George Edward Gouraud (30 June 1842 - 20 February 1912)[1] was an American Civil War recipient of the Medal of Honor who later became famous for introducing the new Edison Phonograph cylinder audio recording technology to England in 1888.


Gouraud fought for the United States Army during the Civil War, and received the Medal of Honor for bravery as a Captain with the 55th Massachusetts on November 30, 1864. He was later brevetted Lieutenant Colonel.

He later acted as an agent for Thomas Edison in London. As an enthusiast of new electric inventions, he had many such gadgets installed in his house at Beulah Hill, Upper Norwood, in South London, which became known as "Little Menlo" after Menlo Park, New Jersey where Edison's company was situated in the United States.

In 1888, Thomas Edison sent his "Perfected" Phonograph to Gouraud in London and on 14 August 1888, Gouraud introduced the phonograph to London in a press conference, including the playing of a piano and cornet recording of Arthur Sullivan's "The Lost Chord", one of the first recordings of music ever made.[2]

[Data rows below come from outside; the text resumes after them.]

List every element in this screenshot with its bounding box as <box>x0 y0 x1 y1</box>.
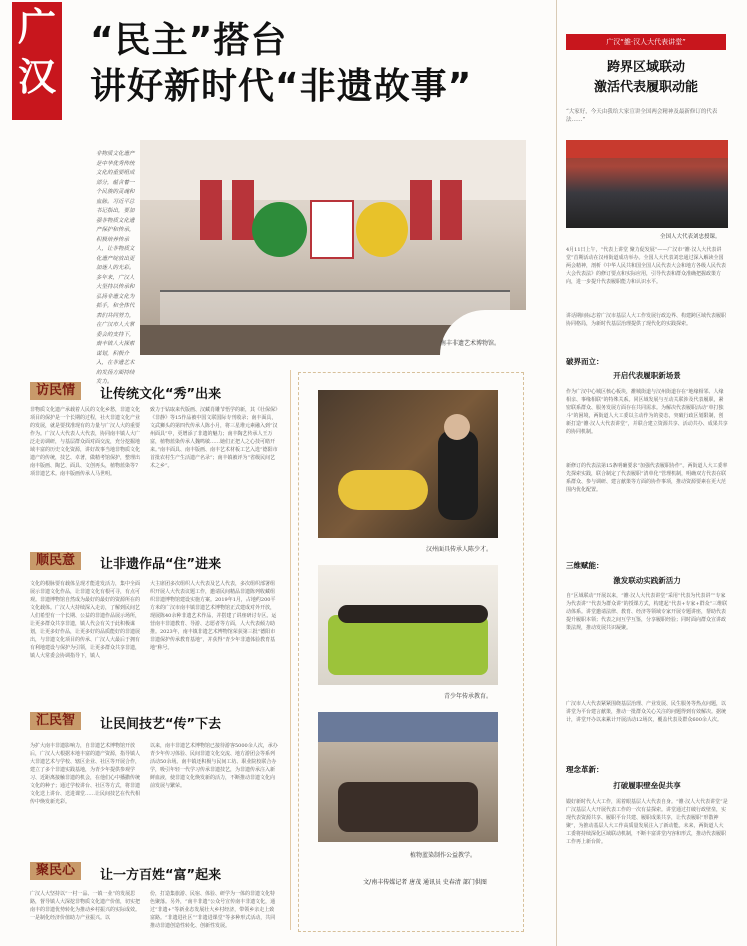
right-section-1-head: 破界而立： <box>566 357 604 366</box>
right-photo-caption: 全国人大代表刘忠授课。 <box>660 234 721 240</box>
column-divider-right <box>556 0 557 946</box>
section-2-col-1: 文化的根脉要有载体呈现才能进发活力，集中全面展示非遗文化作品，让非遗文化有根可寻，有点可观。非遗博物馆自然成为最好的最好的资源所在的文化载体。广汉人大持续深入走访，了解到民间艺人们希望有一个长期、公益的非遗作品展示场所，让更多群众共享非遗，镇人代会有关于此积极谋划，让更多好作品，让更多好的品质能好的非遗展出，与非遗文化项目的传承、广汉人大最后于拥有有利地建设与保护为引领，让更多群众共享非遗，镇人大常委会协调指导下，镇人 <box>30 581 141 659</box>
headline-line-2: 讲好新时代“非遗故事” <box>90 66 473 107</box>
section-title-1: 让传统文化“秀”出来 <box>100 387 222 402</box>
photo-caption-3: 植物蓝染制作公益教学。 <box>410 852 477 859</box>
section-tag-1: 访民情 <box>30 382 81 400</box>
hero-caption: 南丰非遗艺术博物馆。 <box>440 340 501 347</box>
photo-caption-2: 青少年传承教育。 <box>444 693 493 700</box>
photo-caption-1: 汉州面具传承人陈少才。 <box>426 546 493 553</box>
page-headline <box>90 18 472 110</box>
photo-youth-education <box>318 565 498 685</box>
section-1-col-1: 非物质文化遗产承载着人民的文化乡愁，非遗文化项目的保护是一个长期的过程，社火非遗文化产业的发展，就是要找准现有的力量与广汉人大的重要作为。广汉人大代表人大代表，协同南丰镇人大广泛走访调研，与基层群众面对面交流，充分挖掘地域丰富的历史文化资源，讲好故事当地非物质文化遗产的传统，技艺、卓著，做精考馆保护，整理出南丰版画、陶艺、面具、文创再头，植物蓝染等7项非遗艺术。南丰版画传承人马世明。 <box>30 407 141 477</box>
headline-line-1: “民主”搭台 <box>90 20 288 61</box>
right-para-1: 4月11日上午，“代表上讲堂 聚力促发展”——广汉市“雒·汉人大代表讲堂”首期活动在汉州街道成功举办。全国人大代表刘忠通过深入解读全国两会精神，剖析《中华人民共和国全国人民代表大会和地方各级人民代表大会代表法》的修订要点和实际应用，引导代表和群众准确把握政策方向，进一步提升代表履职能力和认识水平。 <box>566 247 727 285</box>
section-2-col-2: 大主席团多次组织人大代表及艺人代表，多次组织部署组织开展人大代表议题工作，邀请民间精品非遗陈列收藏组织非遗博物馆建设实施方案。2019年1月，占地约200平方米的广汉市南丰镇非遗艺术博物馆正式建成对外开放，现展陈40余种非遗艺术作品，并搭建了讲座研讨专区。运营南丰非遗教育、导游、志愿者等方面，人大代表倾力助推。2023年，南丰镇非遗艺术博物馆荣获第三批“德阳市非遗保护传承教育基地”，并获得“青少年非遗体验教育基地”称号。 <box>150 581 277 651</box>
section-title-3: 让民间技艺“传”下去 <box>100 717 222 732</box>
column-divider <box>290 370 291 930</box>
right-section-3-head: 理念革新： <box>566 765 604 774</box>
section-tag-3: 汇民智 <box>30 712 81 730</box>
masthead-char-1: 广 <box>17 4 56 49</box>
photo-mask-maker <box>318 390 498 538</box>
section-4-col-1: 广汉人大坚持以“一村一品、一镇一业”的发展思路，督导镇人大深挖非物质文化遗产价值，切实把南丰的非遗优势转化为推动乡村振兴的实际成效。一是制化经济价值助力产业振兴。以 <box>30 891 141 921</box>
right-section-2-sub: 激发联动实践新活力 <box>613 576 681 585</box>
section-title-2: 让非遗作品“住”进来 <box>100 557 222 572</box>
right-title-line-2: 激活代表履职动能 <box>593 80 698 95</box>
section-tag-4: 聚民心 <box>30 862 81 880</box>
masthead-guanghan <box>12 2 62 120</box>
intro-text: 非物质文化遗产是中华优秀传统文化的重要组成部分，蕴含着一个民族的灵魂和血脉。习近平总书记指出，要加强非物质文化遗产保护和传承，积极培养传承人，让非物质文化遗产绽放出更加迷人的光彩。多年来，广汉人大坚持以传承和弘扬非遗文化为抓手，和全体代表们共同努力，在广汉市人大常委会的支持下，南丰镇人大探索谋划，积极介入，在非遗艺术的发扬方面持续发力。 <box>96 151 135 385</box>
right-photo-lecture <box>566 140 728 228</box>
right-column-tag: 广汉“雒·汉人大代表讲堂” <box>566 34 726 50</box>
byline: 文/南丰传媒记者 唐茂 通讯员 史春清 部门供图 <box>363 879 487 886</box>
right-section-2-text: 自“区域联动”开展以来，“雒·汉人大代表讲堂”采用“代表为代表讲”“专家为代表讲”“代表为群众讲”的授课方式，构建起“代表+专家+群众”三维联动体系。讲堂邀请法律、教育、经济等领域专家开展专题讲座，帮助代表提升履职本领；代表之间互学互鉴，分享履职经验；同时面向群众宣讲政策法规，推动发展共识凝聚。 <box>566 593 728 631</box>
right-lead: “大家好，今天由我给大家宣讲全国两会精神及最新修订的代表法……” <box>566 109 718 123</box>
masthead-char-2: 汉 <box>17 54 56 99</box>
right-para-2: 讲话期间标志着广汉市基层人大工作发展行政边界、构建跨区域代表履职协同格局，为新时代基层治理提供了现代化的实践探索。 <box>566 313 727 327</box>
right-section-2-text-2: 广汉市人大代表紧紧围绕基层治理、产业发展、民生服务等热点问题，以讲堂为平台建言献策，推动一批群众关心关注的问题得到有效解决。据统计，讲堂开办以来累计开展活动12场次，覆盖代表及群众600余人次。 <box>566 701 727 723</box>
section-4-col-2: 份，打造集旅游、民宿、体验、研学为一体的非遗文化特色聚落。另外，“南丰非遗”公众号宣传南丰非遗文化，通过“非遗+”等新业态发展壮大乡村经济，带领乡亲走上致富路。“非遗进社区”“非遗进课堂”等多种形式活动，共同推动非遗创造性转化、创新性发展。 <box>150 891 276 929</box>
right-section-2-head: 三维赋能： <box>566 561 604 570</box>
section-3-col-1: 为扩大南丰非遗影响力，自非遗艺术博物馆开放后，广汉人大根据本地丰富的遗产资源，指导镇人大非遗艺术与学校、辖区企业、社区等开展合作，建立了多个非遗实践基地，为青少年提供参观学习、近距离接触非遗的机会，在他们心中播撒传统文化的种子；通过学校讲台、社区等方式，将非遗文化送上讲台、送进课堂……让民间技艺在代代相传中焕发新光彩。 <box>30 743 141 805</box>
right-title-line-1: 跨界区域联动 <box>606 60 685 75</box>
section-title-4: 让一方百姓“富”起来 <box>100 868 222 883</box>
hero-photo-museum <box>140 140 526 355</box>
right-section-3-text: 锻好新时代人大工作，需着眼基层人大代表自身。“雒·汉人大代表讲堂”是广汉基层人大开展代表工作的一次有益探索。讲堂通过打破行政壁垒，实现代表资源共享、履职平台共建、履职成果共享，让代表履职“形散神聚”，为推动基层人大工作高质量发展注入了新动能。未来，两街道人大工委将持续深化区域联动机制，不断丰富讲堂内容和形式，推动代表履职工作再上新台阶。 <box>566 799 728 845</box>
section-1-col-2: 致力于钻取来代版画、汉藏肖雕节悟学的新，其《壮保保》《非静》等15作品被中国文联国际专刊收录；南丰面具，文武狮头的第四代传承人陈小月，将三星堆元素融入到“汉州面具”中，更增添了非遗的魅力；南丰陶艺传承人王万富，植物蓝染传承人魏鸣敏……她们正把人之心技可睹开来。”南丰面具、南丰版画、南丰艺术材板工艺入选“德阳市首批农村生产生活遗产名录”；南丰镇被评为“省级民间艺术之乡”。 <box>150 407 278 469</box>
section-3-col-2: 以来，南丰非遗艺术博物馆已接待游客5000余人次，承办青少年传习体验、民间非遗文化交流、地方游团会等系列活动50余场。南丰镇还积极与民间工坊、职业院校联合办学，吸引年轻一代学习传承非遗技艺，为非遗传承注入新鲜血液，使非遗文化焕发新的活力，不断推动非遗文化向前发展与繁荣。 <box>150 743 278 789</box>
right-section-1-sub: 开启代表履职新场景 <box>613 371 681 380</box>
right-section-3-sub: 打破履职壁垒促共享 <box>613 781 681 790</box>
right-section-1-text-2: 新修订的代表法第15条明确要求“加强代表履职协作”。两街道人大工委率先探索实践，联合制定了代表履职“清单化”管理机制，明确双方代表在联系群众、参与调研、建言献策等方面的协作事项，推动资源要素在更大范围内优化配置。 <box>566 463 728 493</box>
section-tag-2: 顺民意 <box>30 552 81 570</box>
photo-indigo-dyeing <box>318 712 498 842</box>
right-column-title <box>566 58 726 98</box>
right-section-1-text: 作为广汉中心城区核心板块，雒城街道与汉州街道存在“地缘相邻、人缘相亲、事缘相联”的特殊关系。同区域发展与互动关联涉及代表履职，紧密联系群众、服务发展方面存在共同需求。为解决代表履职活动“单打独斗”的困境，两街道人大工委以主动作为的姿态，突破行政区划限制，创新打造“雒·汉人大代表讲堂”，并联合建立资源共享、活动共办、成果共享的协同机制。 <box>566 389 728 435</box>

A series of parties followed, introducing the phonograph to members of society at "Little Menlo". Sullivan was invited to one of these on 5 October 1888. After dinner, he recorded a speech to be sent to Thomas Edison, saying, in part:

I can only say that I am astonished and somewhat terrified at the result of this evening's experiments: astonished at the wonderful power you have developed, and terrified at the thought that so much hideous and bad music may be put on record forever. But all the same I think it is the most wonderful thing that I have ever experienced, and I congratulate you with all my heart on this wonderful discovery.[2]